Are there additives other than chromates and other heavy-metal additives that have inhibitory properties in metal substrate coatings?

Many metallic surfaces can be protected from corrosion using a variety of available coatings. Their effectiveness, however, is not completely satisfactory because of small imperfections in the material that can cause coating film de-bonding, blistering or undercutting of the coating adjacent to the unprotected area. In addition, physical damage to the coating can also lead to corrosion of the metal. Salt and acid substances in the air often aggravate surface deterioration. Chromates and other heavy-metal additives can improve the protective abilities of coatings but have been proven to be environmentally undesirable.

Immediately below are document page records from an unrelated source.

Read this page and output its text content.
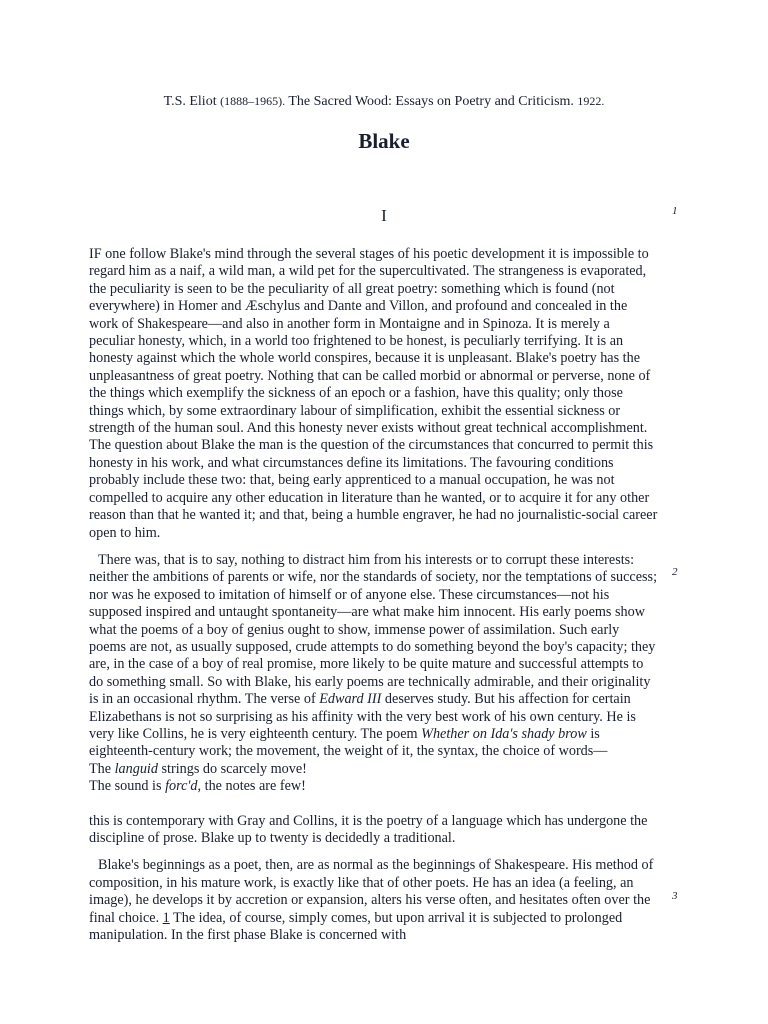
T.S. Eliot (1888–1965). The Sacred Wood: Essays on Poetry and Criticism. 1922.
Blake
I	1
2
3

IF one follow Blake's mind through the several stages of his poetic development it is impossible to regard him as a naif, a wild man, a wild pet for the supercultivated. The strangeness is evaporated, the peculiarity is seen to be the peculiarity of all great poetry: something which is found (not everywhere) in Homer and Æschylus and Dante and Villon, and profound and concealed in the work of Shakespeare—and also in another form in Montaigne and in Spinoza. It is merely a peculiar honesty, which, in a world too frightened to be honest, is peculiarly terrifying. It is an honesty against which the whole world conspires, because it is unpleasant. Blake's poetry has the unpleasantness of great poetry. Nothing that can be called morbid or abnormal or perverse, none of the things which exemplify the sickness of an epoch or a fashion, have this quality; only those things which, by some extraordinary labour of simplification, exhibit the essential sickness or strength of the human soul. And this honesty never exists without great technical accomplishment. The question about Blake the man is the question of the circumstances that concurred to permit this honesty in his work, and what circumstances define its limitations. The favouring conditions probably include these two: that, being early apprenticed to a manual occupation, he was not compelled to acquire any other education in literature than he wanted, or to acquire it for any other reason than that he wanted it; and that, being a humble engraver, he had no journalistic-social career open to him.

There was, that is to say, nothing to distract him from his interests or to corrupt these interests: neither the ambitions of parents or wife, nor the standards of society, nor the temptations of success; nor was he exposed to imitation of himself or of anyone else. These circumstances—not his supposed inspired and untaught spontaneity—are what make him innocent. His early poems show what the poems of a boy of genius ought to show, immense power of assimilation. Such early poems are not, as usually supposed, crude attempts to do something beyond the boy's capacity; they are, in the case of a boy of real promise, more likely to be quite mature and successful attempts to do something small. So with Blake, his early poems are technically admirable, and their originality is in an occasional rhythm. The verse of Edward III deserves study. But his affection for certain Elizabethans is not so surprising as his affinity with the very best work of his own century. He is very like Collins, he is very eighteenth century. The poem Whether on Ida's shady brow is eighteenth-century work; the movement, the weight of it, the syntax, the choice of words—

The languid strings do scarcely move!

The sound is forc'd, the notes are few!

this is contemporary with Gray and Collins, it is the poetry of a language which has undergone the discipline of prose. Blake up to twenty is decidedly a traditional.

Blake's beginnings as a poet, then, are as normal as the beginnings of Shakespeare. His method of composition, in his mature work, is exactly like that of other poets. He has an idea (a feeling, an image), he develops it by accretion or expansion, alters his verse often, and hesitates often over the final choice. 1 The idea, of course, simply comes, but upon arrival it is subjected to prolonged manipulation. In the first phase Blake is concerned with
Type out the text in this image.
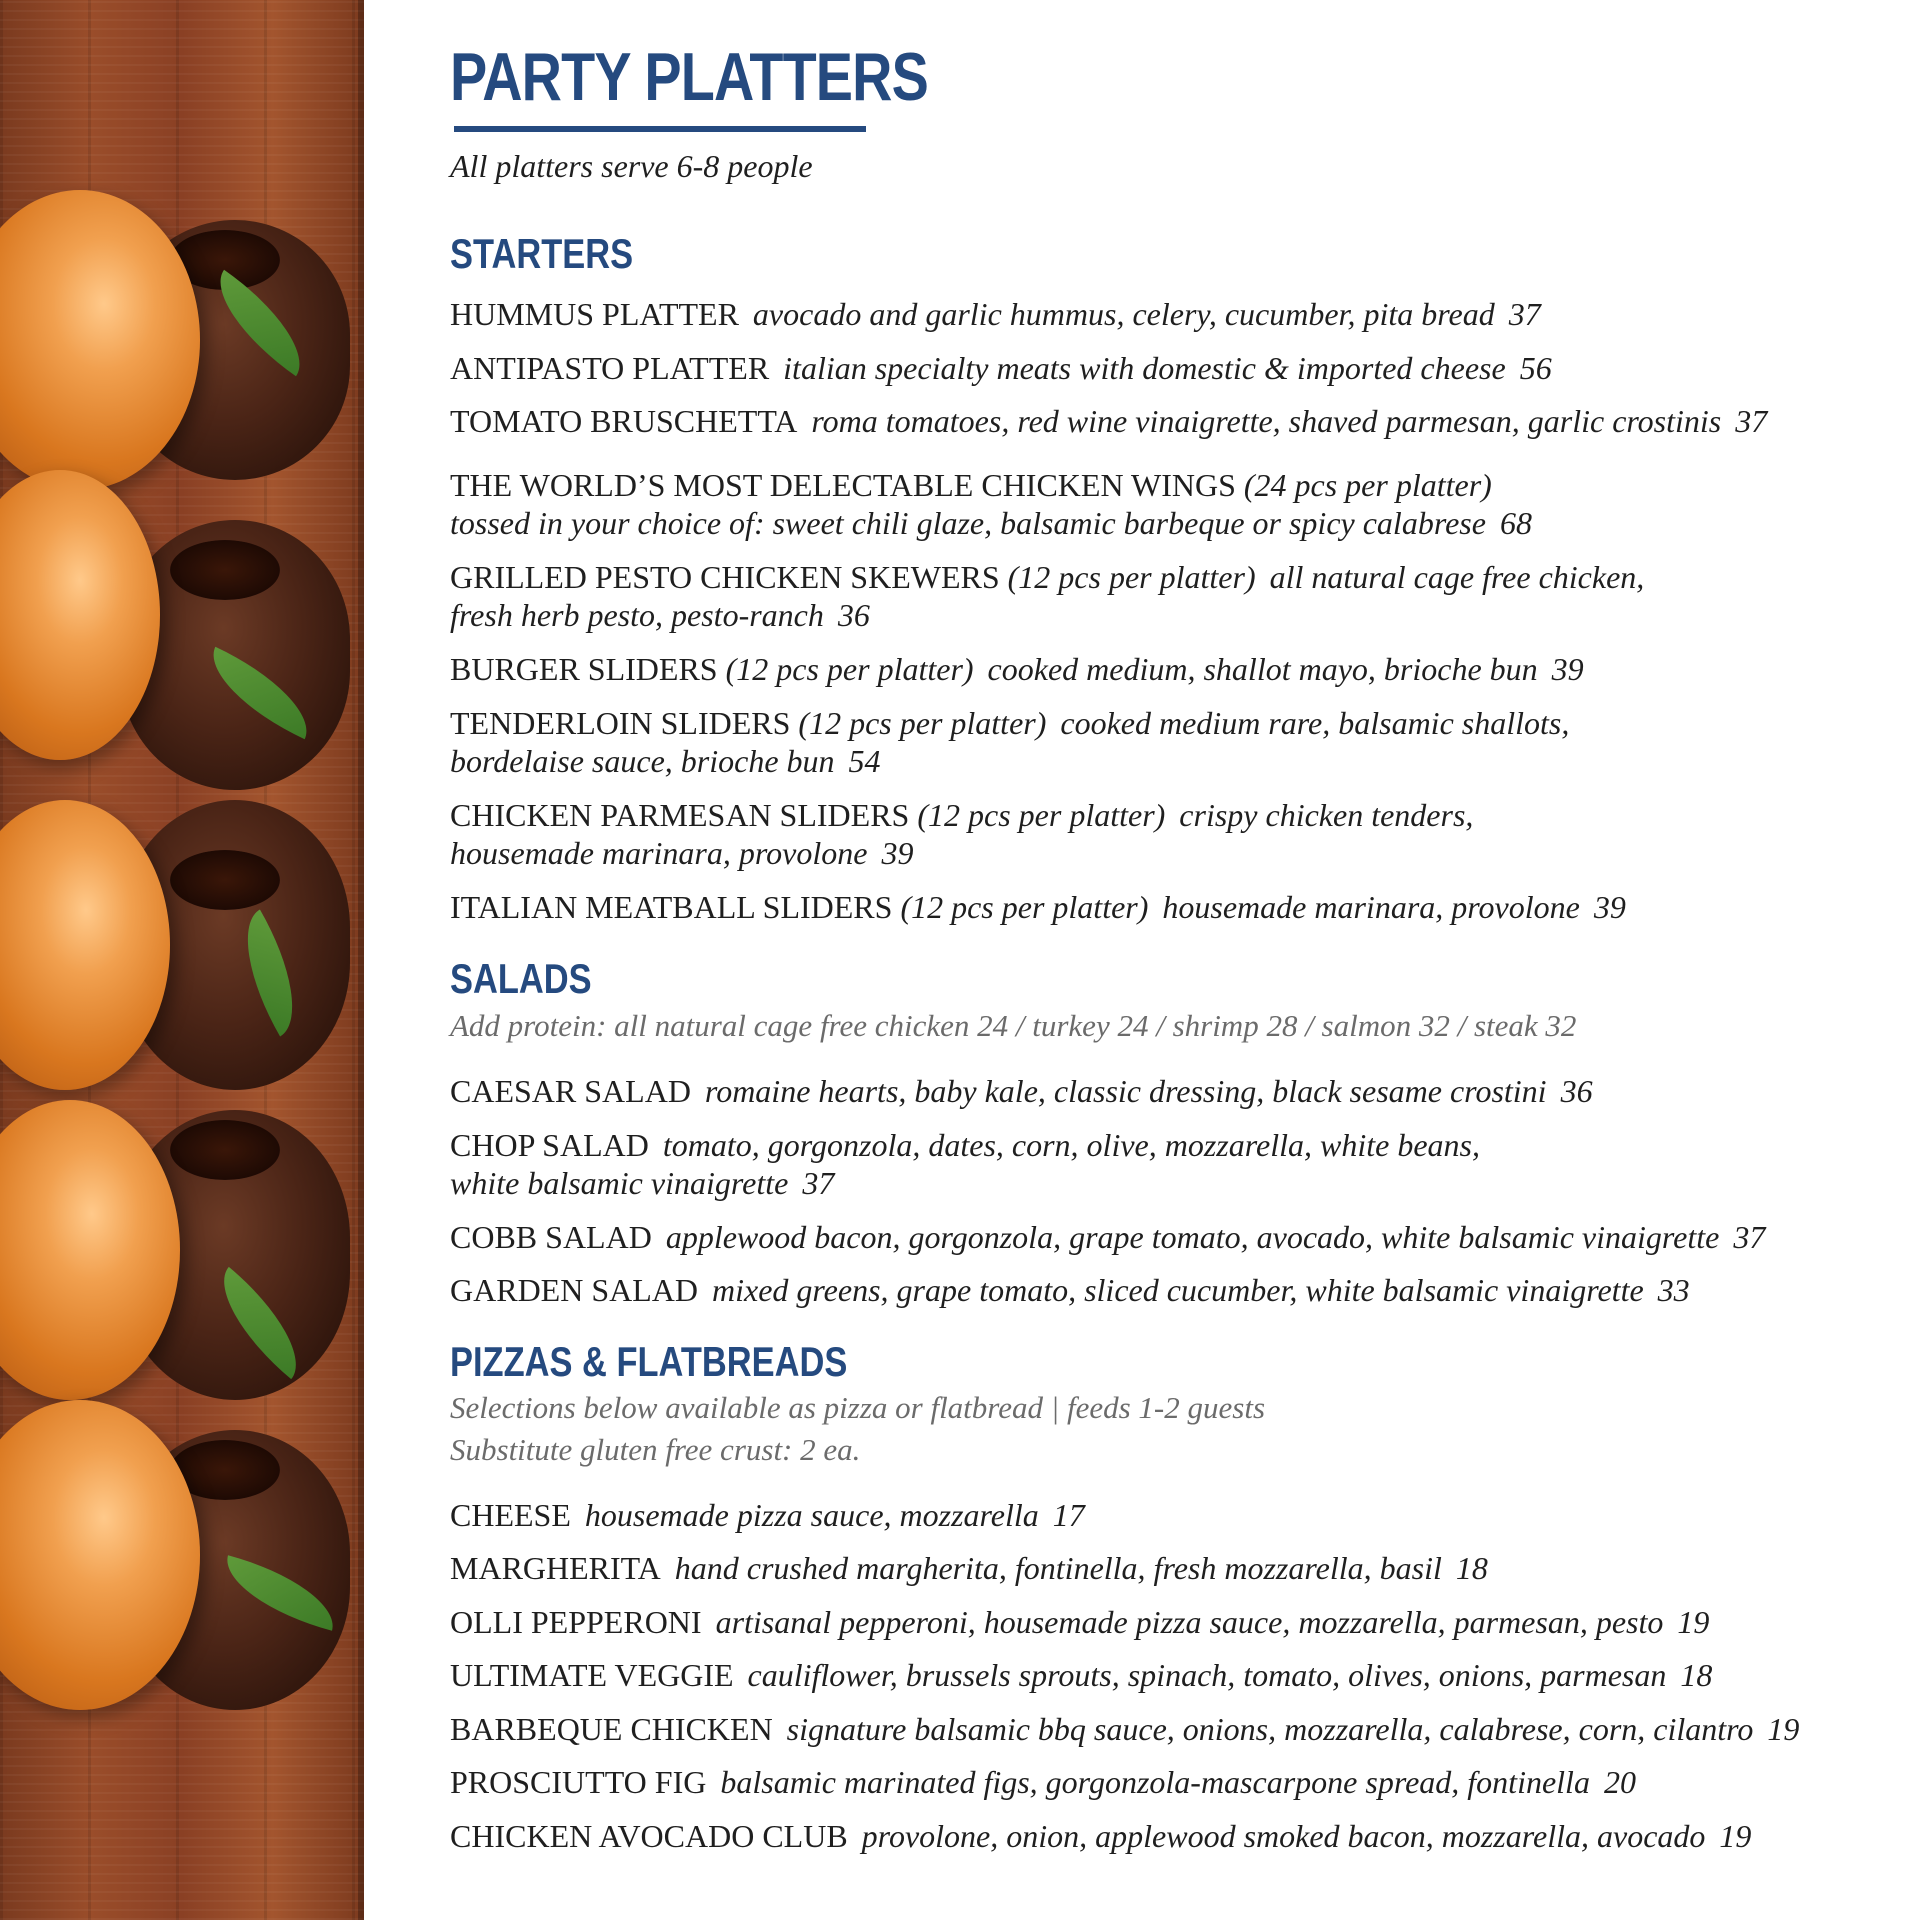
PARTY PLATTERS
All platters serve 6-8 people
STARTERS
HUMMUS PLATTER avocado and garlic hummus, celery, cucumber, pita bread 37
ANTIPASTO PLATTER italian specialty meats with domestic & imported cheese 56
TOMATO BRUSCHETTA roma tomatoes, red wine vinaigrette, shaved parmesan, garlic crostinis 37
THE WORLD’S MOST DELECTABLE CHICKEN WINGS (24 pcs per platter)
tossed in your choice of: sweet chili glaze, balsamic barbeque or spicy calabrese 68
GRILLED PESTO CHICKEN SKEWERS (12 pcs per platter) all natural cage free chicken,
fresh herb pesto, pesto-ranch 36
BURGER SLIDERS (12 pcs per platter) cooked medium, shallot mayo, brioche bun 39
TENDERLOIN SLIDERS (12 pcs per platter) cooked medium rare, balsamic shallots,
bordelaise sauce, brioche bun 54
CHICKEN PARMESAN SLIDERS (12 pcs per platter) crispy chicken tenders,
housemade marinara, provolone 39
ITALIAN MEATBALL SLIDERS (12 pcs per platter) housemade marinara, provolone 39
SALADS
Add protein: all natural cage free chicken 24 / turkey 24 / shrimp 28 / salmon 32 / steak 32
CAESAR SALAD romaine hearts, baby kale, classic dressing, black sesame crostini 36
CHOP SALAD tomato, gorgonzola, dates, corn, olive, mozzarella, white beans,
white balsamic vinaigrette 37
COBB SALAD applewood bacon, gorgonzola, grape tomato, avocado, white balsamic vinaigrette 37
GARDEN SALAD mixed greens, grape tomato, sliced cucumber, white balsamic vinaigrette 33
PIZZAS & FLATBREADS
Selections below available as pizza or flatbread | feeds 1-2 guests
Substitute gluten free crust: 2 ea.
CHEESE housemade pizza sauce, mozzarella 17
MARGHERITA hand crushed margherita, fontinella, fresh mozzarella, basil 18
OLLI PEPPERONI artisanal pepperoni, housemade pizza sauce, mozzarella, parmesan, pesto 19
ULTIMATE VEGGIE cauliflower, brussels sprouts, spinach, tomato, olives, onions, parmesan 18
BARBEQUE CHICKEN signature balsamic bbq sauce, onions, mozzarella, calabrese, corn, cilantro 19
PROSCIUTTO FIG balsamic marinated figs, gorgonzola-mascarpone spread, fontinella 20
CHICKEN AVOCADO CLUB provolone, onion, applewood smoked bacon, mozzarella, avocado 19
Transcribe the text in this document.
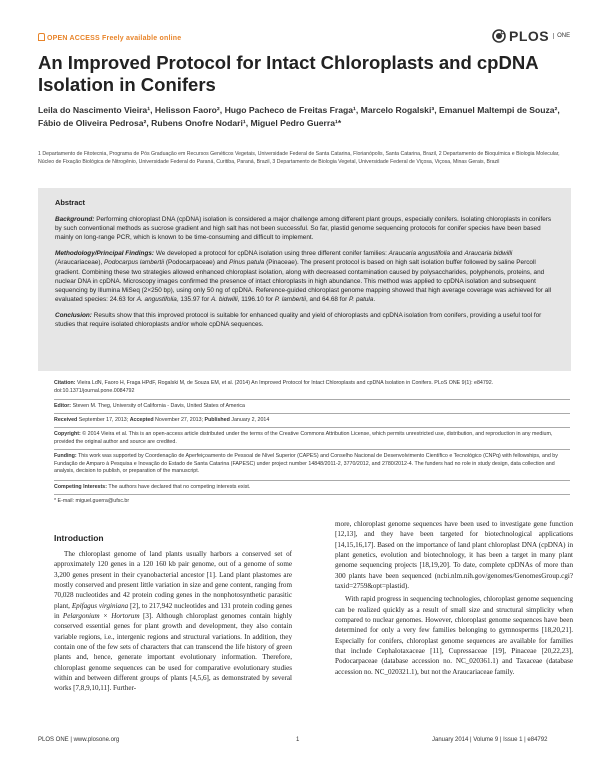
OPEN ACCESS Freely available online	PLOS	ONE
An Improved Protocol for Intact Chloroplasts and cpDNA Isolation in Conifers
Leila do Nascimento Vieira¹, Helisson Faoro², Hugo Pacheco de Freitas Fraga¹, Marcelo Rogalski³, Emanuel Maltempi de Souza², Fábio de Oliveira Pedrosa², Rubens Onofre Nodari¹, Miguel Pedro Guerra¹*
1 Departamento de Fitotecnia, Programa de Pós Graduação em Recursos Genéticos Vegetais, Universidade Federal de Santa Catarina, Florianópolis, Santa Catarina, Brazil, 2 Departamento de Bioquímica e Biologia Molecular, Núcleo de Fixação Biológica de Nitrogênio, Universidade Federal do Paraná, Curitiba, Paraná, Brazil, 3 Departamento de Biologia Vegetal, Universidade Federal de Viçosa, Viçosa, Minas Gerais, Brazil

Abstract

Background: Performing chloroplast DNA (cpDNA) isolation is considered a major challenge among different plant groups, especially conifers. Isolating chloroplasts in conifers by such conventional methods as sucrose gradient and high salt has not been successful. So far, plastid genome sequencing protocols for conifer species have been based mainly on long-range PCR, which is known to be time-consuming and difficult to implement.

Methodology/Principal Findings: We developed a protocol for cpDNA isolation using three different conifer families: Araucaria angustifolia and Araucaria bidwilli (Araucariaceae), Podocarpus lambertii (Podocarpaceae) and Pinus patula (Pinaceae). The present protocol is based on high salt isolation buffer followed by saline Percoll gradient. Combining these two strategies allowed enhanced chloroplast isolation, along with decreased contamination caused by polysaccharides, polyphenols, proteins, and nuclear DNA in cpDNA. Microscopy images confirmed the presence of intact chloroplasts in high abundance. This method was applied to cpDNA isolation and subsequent sequencing by Illumina MiSeq (2×250 bp), using only 50 ng of cpDNA. Reference-guided chloroplast genome mapping showed that high average coverage was achieved for all evaluated species: 24.63 for A. angustifolia, 135.97 for A. bidwilli, 1196.10 for P. lambertii, and 64.68 for P. patula.

Conclusion: Results show that this improved protocol is suitable for enhanced quality and yield of chloroplasts and cpDNA isolation from conifers, providing a useful tool for studies that require isolated chloroplasts and/or whole cpDNA sequences.

Citation: Vieira LdN, Faoro H, Fraga HPdF, Rogalski M, de Souza EM, et al. (2014) An Improved Protocol for Intact Chloroplasts and cpDNA Isolation in Conifers. PLoS ONE 9(1): e84792. doi:10.1371/journal.pone.0084792
Editor: Steven M. Theg, University of California - Davis, United States of America
Received September 17, 2013; Accepted November 27, 2013; Published January 2, 2014
Copyright: © 2014 Vieira et al. This is an open-access article distributed under the terms of the Creative Commons Attribution License, which permits unrestricted use, distribution, and reproduction in any medium, provided the original author and source are credited.
Funding: This work was supported by Coordenação de Aperfeiçoamento de Pessoal de Nível Superior (CAPES) and Conselho Nacional de Desenvolvimento Científico e Tecnológico (CNPq) with fellowships, and by Fundação de Amparo à Pesquisa e Inovação do Estado de Santa Catarina (FAPESC) under project number 14848/2011-2, 3770/2012, and 2780/2012-4. The funders had no role in study design, data collection and analysis, decision to publish, or preparation of the manuscript.
Competing Interests: The authors have declared that no competing interests exist.
* E-mail: miguel.guerra@ufsc.br
Introduction
The chloroplast genome of land plants usually harbors a conserved set of approximately 120 genes in a 120 160 kb pair genome, out of a genome of some 3,200 genes present in their cyanobacterial ancestor [1]. Land plant plastomes are mostly conserved and present little variation in size and gene content, ranging from 70,028 nucleotides and 42 protein coding genes in the nonphotosynthetic parasitic plant, Epifagus virginiana [2], to 217,942 nucleotides and 131 protein coding genes in Pelargonium × Hortorum [3]. Although chloroplast genomes contain highly conserved essential genes for plant growth and development, they also contain variable regions, i.e., intergenic regions and structural variations. In addition, they contain one of the few sets of characters that can transcend the life history of green plants and, hence, generate important evolutionary information. Therefore, chloroplast genome sequences can be used for comparative evolutionary studies within and between different groups of plants [4,5,6], as demonstrated by several works [7,8,9,10,11]. Further-
more, chloroplast genome sequences have been used to investigate gene function [12,13], and they have been targeted for biotechnological applications [14,15,16,17]. Based on the importance of land plant chloroplast DNA (cpDNA) in plant genetics, evolution and biotechnology, it has been a target in many plant genome sequencing projects [18,19,20]. To date, complete cpDNAs of more than 300 plants have been sequenced (ncbi.nlm.nih.gov/genomes/GenomesGroup.cgi?taxid=2759&opt=plastid).
With rapid progress in sequencing technologies, chloroplast genome sequencing can be realized quickly as a result of small size and structural simplicity when compared to nuclear genomes. However, chloroplast genome sequences have been determined for only a very few families belonging to gymnosperms [18,20,21]. Especially for conifers, chloroplast genome sequences are available for families that include Cephalotaxaceae [11], Cupressaceae [19], Pinaceae [20,22,23], Podocarpaceae (database accession no. NC_020361.1) and Taxaceae (database accession no. NC_020321.1), but not the Araucariaceae family.
PLOS ONE | www.plosone.org	1	January 2014 | Volume 9 | Issue 1 | e84792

Other nonmetal synthetic organic derivatives exhibit effective corrosion-inhibiting properties. As an example, macromolecular derivatives produced from the reaction of diamines with benzoquinones exhibit highly effective corrosion-inhibiting properties. When used in conventional protective metal coatings, enhanced corrosion resistance is realized due to the extended coverage by the coating to regions of the metal substrate where small gaps in the coating allow corrosive elements to come in contact with the unprotected surfaces when traditional anti-corrosion pigments are used.

Potentially, these additives offer a variety of benefits. They can reduce the application of hazardous materials as coating additives, be applied in waterborne coatings, be used with a wide variety of coating resins, and be applied in standard coating manufacturing techniques.

Intercoat Adhesion Promoters

In the many decorative and performance applications of coatings, a single applied film is many times not sufficient to meet the coating performance requirements. Thus, it is common to apply several different layered films to provide a specific function to the overall coating performance.

As an example, in typical coating applications, primers are often used for substrate adhesion and corrosion protection. In addition, primer surface coatings are used to provide a smooth surface for subsequently applied topcoats. Basecoats and clearcoats are also used to provide a decorative appearance, UV protection and surface gloss properties.

The overall performance of the coating system requires that each layer must have a strong adhesion to the other. Especially in high humidity or after water immersion, individual layers will lose adhesion, leading to film layer de-bonding and peeling. This problem can be controlled using intercoat adhesion promoters.

Typical adhesion promoter additives include metal chelate or complexes, multifunctional oligomeric organic derivatives, and siloxane derivatives. Their application either directly onto a substrate before coating or integration into the applied coating formulation can be effective ways to improve film intercoat adhesion.

Additives Stabilize Dispersed Pigment Particles

What are the differences between a dispersing additive and a grinding resin?

Dispersing additives and grinding resins aid in the stabilization of dispersed pigment particles during the milling stage of formulation. Both dispersing additives and grinding resins function by binding to the surface of the pigment, altering the surface of the particles to induce repulsive forces between the pigment particles. In the case of a dispersing additive, the repulsive forces are characteristically electrostatic and/or steric in nature. Grinding resins rely primarily upon steric forces to separate the particles.

Both technologies are effective in producing high primary particle concentrations in the mill grind, and then stabilizing the dispersion in the final paint formulation. Generally, dispersing additives are more efficient than grinding resins in dispersing pigments to a high primary particle concentration due to the greater specific smaller molecule binding per pigment particle. These additives typically disperse a higher pigment loading at a significantly lower concentration of a grinding resin.